秦一一坐在久违了的地下室内的床上,脸色非常淡定,心里还是一如既往的慌得一批。
“一一,那几个小家伙送走了,是不是该履行你之前的承诺了,说吧,草莓想种哪?是腰上还是……。”
黑瞎子的脸被秦一一用手捂住,随之掰到一边。“草莓应该种在园子里。”
“那你应该改个名,叫秦园子。”
无邪坐在她身后,抬手探进衣服下摆。
她制止住某只不安分的手,很严肃的说,“不能改,我都四个名字了,你看啊,我给你数数,秦一一,张书辞,秦一好,秦二……。”

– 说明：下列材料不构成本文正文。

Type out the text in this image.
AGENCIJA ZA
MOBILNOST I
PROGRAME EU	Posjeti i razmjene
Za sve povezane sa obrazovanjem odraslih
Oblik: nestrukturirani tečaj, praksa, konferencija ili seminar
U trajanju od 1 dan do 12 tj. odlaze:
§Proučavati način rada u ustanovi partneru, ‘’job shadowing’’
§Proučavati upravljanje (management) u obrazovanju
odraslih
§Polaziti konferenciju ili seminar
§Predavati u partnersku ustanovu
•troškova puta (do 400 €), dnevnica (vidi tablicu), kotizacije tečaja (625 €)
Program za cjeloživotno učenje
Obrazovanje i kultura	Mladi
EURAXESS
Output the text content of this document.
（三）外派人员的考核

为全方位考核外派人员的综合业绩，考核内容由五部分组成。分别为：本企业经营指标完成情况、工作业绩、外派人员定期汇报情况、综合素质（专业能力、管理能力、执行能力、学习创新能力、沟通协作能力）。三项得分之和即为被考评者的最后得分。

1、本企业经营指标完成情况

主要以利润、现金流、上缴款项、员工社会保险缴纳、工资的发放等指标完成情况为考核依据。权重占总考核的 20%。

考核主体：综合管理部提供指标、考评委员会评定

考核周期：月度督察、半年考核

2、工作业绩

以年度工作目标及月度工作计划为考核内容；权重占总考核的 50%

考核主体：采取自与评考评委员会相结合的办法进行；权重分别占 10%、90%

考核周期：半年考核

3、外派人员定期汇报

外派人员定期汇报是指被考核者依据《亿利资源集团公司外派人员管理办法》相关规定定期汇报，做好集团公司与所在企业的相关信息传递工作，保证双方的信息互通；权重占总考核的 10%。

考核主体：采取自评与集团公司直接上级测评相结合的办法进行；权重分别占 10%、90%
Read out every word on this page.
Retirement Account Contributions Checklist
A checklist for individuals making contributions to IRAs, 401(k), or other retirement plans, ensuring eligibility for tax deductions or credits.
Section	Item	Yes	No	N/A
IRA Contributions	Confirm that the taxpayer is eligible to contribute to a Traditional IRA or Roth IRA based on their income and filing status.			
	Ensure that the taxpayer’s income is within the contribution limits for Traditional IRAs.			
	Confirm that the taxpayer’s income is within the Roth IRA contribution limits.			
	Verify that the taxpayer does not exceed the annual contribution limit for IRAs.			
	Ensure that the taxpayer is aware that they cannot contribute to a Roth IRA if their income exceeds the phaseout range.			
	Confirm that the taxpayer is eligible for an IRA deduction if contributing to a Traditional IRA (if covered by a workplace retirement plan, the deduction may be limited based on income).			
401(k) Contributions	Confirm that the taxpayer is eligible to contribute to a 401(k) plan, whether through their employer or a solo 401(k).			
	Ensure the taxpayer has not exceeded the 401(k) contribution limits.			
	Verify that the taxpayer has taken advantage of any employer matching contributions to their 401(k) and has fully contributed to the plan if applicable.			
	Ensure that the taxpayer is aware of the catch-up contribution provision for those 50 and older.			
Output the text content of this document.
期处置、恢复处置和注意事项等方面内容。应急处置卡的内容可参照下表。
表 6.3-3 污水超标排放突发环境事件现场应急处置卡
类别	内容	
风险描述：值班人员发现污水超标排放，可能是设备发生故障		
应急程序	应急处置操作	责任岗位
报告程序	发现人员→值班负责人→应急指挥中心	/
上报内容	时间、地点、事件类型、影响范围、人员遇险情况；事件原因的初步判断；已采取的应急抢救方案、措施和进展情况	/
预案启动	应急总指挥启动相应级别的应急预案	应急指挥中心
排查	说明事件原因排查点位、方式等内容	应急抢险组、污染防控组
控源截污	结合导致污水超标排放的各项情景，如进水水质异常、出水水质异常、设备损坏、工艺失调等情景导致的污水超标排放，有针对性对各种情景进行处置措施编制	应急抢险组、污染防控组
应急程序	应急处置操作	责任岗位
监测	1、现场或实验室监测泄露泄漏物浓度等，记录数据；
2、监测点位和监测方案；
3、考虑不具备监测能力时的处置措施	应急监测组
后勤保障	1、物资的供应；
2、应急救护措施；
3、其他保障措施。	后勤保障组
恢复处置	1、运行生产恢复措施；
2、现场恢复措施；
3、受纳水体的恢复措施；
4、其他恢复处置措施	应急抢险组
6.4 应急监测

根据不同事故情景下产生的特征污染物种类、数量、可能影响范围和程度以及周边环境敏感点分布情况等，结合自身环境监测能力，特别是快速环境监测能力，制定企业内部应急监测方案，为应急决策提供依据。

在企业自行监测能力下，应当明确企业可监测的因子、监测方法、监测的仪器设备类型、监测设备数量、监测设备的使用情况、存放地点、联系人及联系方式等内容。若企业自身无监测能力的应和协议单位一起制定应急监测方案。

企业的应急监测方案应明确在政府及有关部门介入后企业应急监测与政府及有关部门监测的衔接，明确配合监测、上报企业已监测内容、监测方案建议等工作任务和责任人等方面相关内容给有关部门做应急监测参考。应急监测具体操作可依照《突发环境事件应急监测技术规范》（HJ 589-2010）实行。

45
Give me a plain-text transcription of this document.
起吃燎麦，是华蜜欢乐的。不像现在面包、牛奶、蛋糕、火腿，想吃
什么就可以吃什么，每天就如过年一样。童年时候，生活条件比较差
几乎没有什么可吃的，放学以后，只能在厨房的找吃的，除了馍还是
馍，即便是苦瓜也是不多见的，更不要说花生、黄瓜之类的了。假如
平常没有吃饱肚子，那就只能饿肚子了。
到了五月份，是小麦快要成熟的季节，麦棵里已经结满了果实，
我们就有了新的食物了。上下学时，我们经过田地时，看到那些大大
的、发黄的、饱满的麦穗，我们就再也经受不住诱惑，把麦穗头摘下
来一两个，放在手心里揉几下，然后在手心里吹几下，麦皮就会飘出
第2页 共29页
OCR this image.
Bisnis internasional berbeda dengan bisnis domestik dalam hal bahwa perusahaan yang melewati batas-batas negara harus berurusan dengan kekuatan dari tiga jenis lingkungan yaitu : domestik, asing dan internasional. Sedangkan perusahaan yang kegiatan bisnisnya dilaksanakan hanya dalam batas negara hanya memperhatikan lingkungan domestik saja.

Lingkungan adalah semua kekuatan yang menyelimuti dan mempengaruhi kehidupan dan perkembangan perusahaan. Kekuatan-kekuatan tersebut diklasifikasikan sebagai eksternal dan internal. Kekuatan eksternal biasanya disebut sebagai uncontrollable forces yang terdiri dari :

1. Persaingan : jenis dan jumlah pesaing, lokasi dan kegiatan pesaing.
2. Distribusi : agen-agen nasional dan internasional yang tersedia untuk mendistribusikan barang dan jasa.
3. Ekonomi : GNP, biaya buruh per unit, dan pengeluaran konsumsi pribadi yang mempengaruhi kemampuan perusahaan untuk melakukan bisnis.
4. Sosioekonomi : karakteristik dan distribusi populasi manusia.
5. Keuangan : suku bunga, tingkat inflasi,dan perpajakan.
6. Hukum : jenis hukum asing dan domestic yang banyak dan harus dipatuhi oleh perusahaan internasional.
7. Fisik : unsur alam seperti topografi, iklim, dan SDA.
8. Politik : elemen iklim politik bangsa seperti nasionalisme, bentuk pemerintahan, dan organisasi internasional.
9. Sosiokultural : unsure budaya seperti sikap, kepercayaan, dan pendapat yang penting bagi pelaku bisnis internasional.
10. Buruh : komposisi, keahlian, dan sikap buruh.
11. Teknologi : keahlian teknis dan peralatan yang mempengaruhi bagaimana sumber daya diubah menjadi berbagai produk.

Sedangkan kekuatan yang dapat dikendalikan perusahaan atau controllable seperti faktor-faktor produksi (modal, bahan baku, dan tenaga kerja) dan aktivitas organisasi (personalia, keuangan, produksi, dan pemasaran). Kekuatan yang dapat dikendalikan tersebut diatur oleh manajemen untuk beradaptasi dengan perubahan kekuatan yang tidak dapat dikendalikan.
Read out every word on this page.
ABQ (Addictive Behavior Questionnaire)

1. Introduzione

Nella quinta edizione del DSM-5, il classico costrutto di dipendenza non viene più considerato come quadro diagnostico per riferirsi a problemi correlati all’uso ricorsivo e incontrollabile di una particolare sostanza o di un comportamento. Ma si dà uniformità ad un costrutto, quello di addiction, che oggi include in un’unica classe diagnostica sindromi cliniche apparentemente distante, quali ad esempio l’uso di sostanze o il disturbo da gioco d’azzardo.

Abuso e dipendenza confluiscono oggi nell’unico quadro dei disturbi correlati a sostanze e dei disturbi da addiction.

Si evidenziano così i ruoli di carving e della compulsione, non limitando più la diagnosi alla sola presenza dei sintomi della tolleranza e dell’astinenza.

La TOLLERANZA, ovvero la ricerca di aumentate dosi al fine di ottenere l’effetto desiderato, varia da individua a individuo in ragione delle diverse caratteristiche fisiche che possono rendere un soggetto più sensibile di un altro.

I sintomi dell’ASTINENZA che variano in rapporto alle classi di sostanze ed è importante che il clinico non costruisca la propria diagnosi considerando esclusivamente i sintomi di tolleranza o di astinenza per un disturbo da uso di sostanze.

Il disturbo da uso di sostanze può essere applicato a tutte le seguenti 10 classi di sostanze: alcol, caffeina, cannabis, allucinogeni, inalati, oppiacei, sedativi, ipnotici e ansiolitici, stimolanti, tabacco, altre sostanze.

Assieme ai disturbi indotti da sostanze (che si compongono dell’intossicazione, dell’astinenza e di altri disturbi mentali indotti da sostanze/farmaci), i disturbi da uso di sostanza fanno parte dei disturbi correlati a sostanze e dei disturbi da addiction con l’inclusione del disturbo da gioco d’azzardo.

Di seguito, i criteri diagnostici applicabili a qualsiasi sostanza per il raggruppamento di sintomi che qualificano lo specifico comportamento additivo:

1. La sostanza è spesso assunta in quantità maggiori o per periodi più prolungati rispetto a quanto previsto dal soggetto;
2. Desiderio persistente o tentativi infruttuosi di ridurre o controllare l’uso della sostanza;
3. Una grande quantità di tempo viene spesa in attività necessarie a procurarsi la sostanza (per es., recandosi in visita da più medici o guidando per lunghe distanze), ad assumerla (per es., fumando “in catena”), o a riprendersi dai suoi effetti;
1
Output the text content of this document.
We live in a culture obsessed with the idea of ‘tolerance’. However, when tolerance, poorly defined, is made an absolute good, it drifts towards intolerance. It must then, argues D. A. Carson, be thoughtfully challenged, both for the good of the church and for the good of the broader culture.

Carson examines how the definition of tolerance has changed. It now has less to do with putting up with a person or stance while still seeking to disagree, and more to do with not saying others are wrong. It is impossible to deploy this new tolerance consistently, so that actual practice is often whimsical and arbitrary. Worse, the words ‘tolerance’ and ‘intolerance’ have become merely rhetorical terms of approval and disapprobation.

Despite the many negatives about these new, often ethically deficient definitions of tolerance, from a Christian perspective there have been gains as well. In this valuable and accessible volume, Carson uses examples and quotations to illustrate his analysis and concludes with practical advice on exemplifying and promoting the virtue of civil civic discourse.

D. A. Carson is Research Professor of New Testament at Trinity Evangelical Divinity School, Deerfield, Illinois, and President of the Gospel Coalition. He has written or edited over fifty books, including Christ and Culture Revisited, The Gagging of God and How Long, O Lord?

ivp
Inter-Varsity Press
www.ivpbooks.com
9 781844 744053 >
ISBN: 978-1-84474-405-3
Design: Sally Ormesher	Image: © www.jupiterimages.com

未说出口的话,被一只带有发丘指的手堵住了嘴,小哥在她左侧俯下身,轻声道,
“别转移话题。”
“这哪是转移话题呢,我这不是在和你们聊天嘛。”
她轻轻拿下小哥的手,安抚似的在他手背拍了拍。
三年内,自称养身体的秦一一光是吃素就吃了两年半有余,所以这四位也跟着吃素。
小花一句话都没有说,直接行动将人压到在另外两人中间的空位中,一夜无眠。
有时候体力好,也不是件好事,遭老罪了。秦一一心想。
反穿,家里有个刷怪箱它会刷人[1]
卧室内,昏暗的暖光床头灯照应在床上看手机的少女脸上,秦一一侧着身体腿下压着一床蓝格图案的被子,左手拿着手机,看着屏幕一脸猥琐的笑着。
她在看一本正在更新的黑花瓶邪同志文,正看的起劲时,脚上忽然一重,感受了有东西压到的感觉。
自已在家的秦一一刷的一下从头凉到脚,门没开,窗户锁死,也没有动静,什么东西掉她脚上了?鬼有重量的?
各种问号噼里啪啦的砸在她的脸上,眼睛齐刷刷的向右,身体和头未动,借着昏暗的床头灯,余光扫到一个黑影,心跳猛然停了一拍,吓得她闭上眼睛。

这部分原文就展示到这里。